The compounding agency at the center of the meningitis outbreak that has so far killed 23 people and sickened almost 300, was found to have problems with contamination control back in 2006. At that time, The Massachusetts Board of Registration in Pharmacy investigated the NECC and found that there was inadequate contamination control. Also, they found that there were no written standard operating procedures for the equipment. Other specifics of the investigation include:
- Insufficient documentation detailed that proper sterilization procedures had been followed
- Uncovered and unlabeled containers, which could result in sterilization problems
- A large hole in the ceiling above a workbench, which could also result in sterilization problems
- Grimy residue on the outside of several pieces of equipment
The pharmacy allegedly addressed these issues, and though they were supposed to be on probation for a year, the probation was stayed. At the time, there were already complaints about the same steroid that resulted in the meningitis outbreak, but all issues relating to the steroid were resolved.

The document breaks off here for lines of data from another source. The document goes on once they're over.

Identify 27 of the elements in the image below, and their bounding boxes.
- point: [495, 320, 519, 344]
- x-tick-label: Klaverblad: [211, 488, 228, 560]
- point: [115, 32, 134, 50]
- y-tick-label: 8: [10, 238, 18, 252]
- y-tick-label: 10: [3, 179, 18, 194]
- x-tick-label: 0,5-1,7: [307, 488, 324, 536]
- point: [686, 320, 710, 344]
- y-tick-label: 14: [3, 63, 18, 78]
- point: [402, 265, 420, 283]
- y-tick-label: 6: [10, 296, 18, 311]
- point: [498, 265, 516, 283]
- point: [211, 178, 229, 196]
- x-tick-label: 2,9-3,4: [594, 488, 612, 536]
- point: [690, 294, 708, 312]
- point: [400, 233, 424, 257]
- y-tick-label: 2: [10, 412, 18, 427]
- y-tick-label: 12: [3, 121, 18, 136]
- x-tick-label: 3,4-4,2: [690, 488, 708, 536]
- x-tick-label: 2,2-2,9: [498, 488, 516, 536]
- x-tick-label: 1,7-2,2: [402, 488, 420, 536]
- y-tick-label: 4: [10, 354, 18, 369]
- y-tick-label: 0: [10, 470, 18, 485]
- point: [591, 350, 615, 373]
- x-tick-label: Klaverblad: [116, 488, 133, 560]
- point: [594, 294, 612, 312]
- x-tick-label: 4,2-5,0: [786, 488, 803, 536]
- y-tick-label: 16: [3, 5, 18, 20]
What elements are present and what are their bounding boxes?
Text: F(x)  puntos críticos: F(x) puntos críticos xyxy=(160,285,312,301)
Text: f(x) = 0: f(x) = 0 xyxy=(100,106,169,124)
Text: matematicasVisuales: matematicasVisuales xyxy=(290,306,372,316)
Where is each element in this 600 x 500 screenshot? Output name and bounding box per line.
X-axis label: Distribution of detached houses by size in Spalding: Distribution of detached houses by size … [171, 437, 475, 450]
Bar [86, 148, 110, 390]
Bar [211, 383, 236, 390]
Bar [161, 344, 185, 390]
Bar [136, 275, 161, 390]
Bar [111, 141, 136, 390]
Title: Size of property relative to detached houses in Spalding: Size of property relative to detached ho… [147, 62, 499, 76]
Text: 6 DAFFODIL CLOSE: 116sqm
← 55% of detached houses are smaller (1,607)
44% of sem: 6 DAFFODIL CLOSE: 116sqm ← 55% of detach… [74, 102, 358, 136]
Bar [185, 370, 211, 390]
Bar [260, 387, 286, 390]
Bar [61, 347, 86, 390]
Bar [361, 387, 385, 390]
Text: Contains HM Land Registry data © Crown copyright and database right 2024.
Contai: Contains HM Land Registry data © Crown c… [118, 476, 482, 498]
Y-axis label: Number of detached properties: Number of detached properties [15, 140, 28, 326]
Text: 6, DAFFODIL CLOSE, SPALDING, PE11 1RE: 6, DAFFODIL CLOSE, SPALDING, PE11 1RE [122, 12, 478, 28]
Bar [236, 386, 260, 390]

The company even got a warning letter from the FDA in December of 2006, after all of the above occurred, because of contamination concerns.
Time and time again we see the same results from the FDA, whether it is with warnings it sends out to pharmaceutical companies, or in this case warnings it has sent out to a compounding pharmacy. Warning letters are a fine starting point, but when the issue was clearly brought to the FDA’s attention, why was no further action taken to ensure that the contamination did not result in a deadly meningitis outbreak?